O sentido é construído pela seleção e combinação de palavras. E, ao selecionar, a pessoa dá mostras de seu universo de referência, do lugar social de onde procede, suas preferências ideológicas e até de seu gosto estético e amoroso. Indica o tamanho do repertório que a credencia a tornar-se interessante aos olhos de potenciais conquistas amorosas.
- Ter desenvoltura com o idioma faz a pessoa conversar melhor, namorar melhor, trabalhar melhor e ficar bem em qualquer situação em que está inserido - disse à Língua o apresentador Marcelo Tas, do programa CQC (TV Bandeirantes).
Quando falamos, temos a ilusão de achar que comunicamos só um conteúdo intencional, mas há outras informações quando se fala.
O modo de dizer altera a coisa dita.
Flexibilidade é a prova dos nove
O erro de português grave e reiterado pode incomodar e melar uma aproximação promissora entre casais. Mas não está dado que alguém mantenha relacionamento duradouro sendo inflexível no uso da gramática formal. Se alguém aplica, de forma ortodoxa, a gramática normativa numa conversa de bar, por exemplo, pode virar o chato da mesa. Pode perder a namorada.

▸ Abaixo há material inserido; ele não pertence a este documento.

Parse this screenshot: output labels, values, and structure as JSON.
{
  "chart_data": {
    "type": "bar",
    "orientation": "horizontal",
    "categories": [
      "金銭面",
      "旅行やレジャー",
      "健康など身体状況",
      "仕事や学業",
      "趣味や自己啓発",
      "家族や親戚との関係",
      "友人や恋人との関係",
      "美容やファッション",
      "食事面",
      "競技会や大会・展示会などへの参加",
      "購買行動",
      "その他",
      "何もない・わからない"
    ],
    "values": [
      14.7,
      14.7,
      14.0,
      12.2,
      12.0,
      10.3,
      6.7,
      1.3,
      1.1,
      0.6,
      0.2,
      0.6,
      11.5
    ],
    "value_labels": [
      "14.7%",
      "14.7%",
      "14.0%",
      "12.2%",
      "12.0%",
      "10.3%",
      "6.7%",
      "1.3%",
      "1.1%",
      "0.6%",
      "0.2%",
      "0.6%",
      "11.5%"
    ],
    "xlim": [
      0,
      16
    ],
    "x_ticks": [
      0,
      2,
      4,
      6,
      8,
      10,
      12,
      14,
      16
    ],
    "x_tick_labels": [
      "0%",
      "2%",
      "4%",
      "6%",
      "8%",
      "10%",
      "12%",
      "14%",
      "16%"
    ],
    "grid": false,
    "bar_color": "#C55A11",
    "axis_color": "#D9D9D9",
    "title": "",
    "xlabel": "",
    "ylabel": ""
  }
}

O problema é que a norma culta tem sido há muito tempo considerada no Brasil um código de distinção social, quando é elemento de comunicação vital à constituição de nossa identidade e de nossos relacionamentos. As distorções dessa visão podem tornar irrelevantes outros aspectos que constituem a linguagem do namoro, como o humor e a capacidade de fazer correlações surpreendentes de ideias.
O que torna a norma culta uma sombra do idioma é tomá-la como universal, quando na verdade não existe um único padrão, mas cada situação de comunicação pede um registro que lhe é adequado. A flexibilidade do registro gramatical, adequado ao contexto de fala e escrita, é um aprendizado desafiador não só para solteiros conquistadores. Caso contrário, a pessoa se arrisca a perder muito mais do que um futuro parceiro.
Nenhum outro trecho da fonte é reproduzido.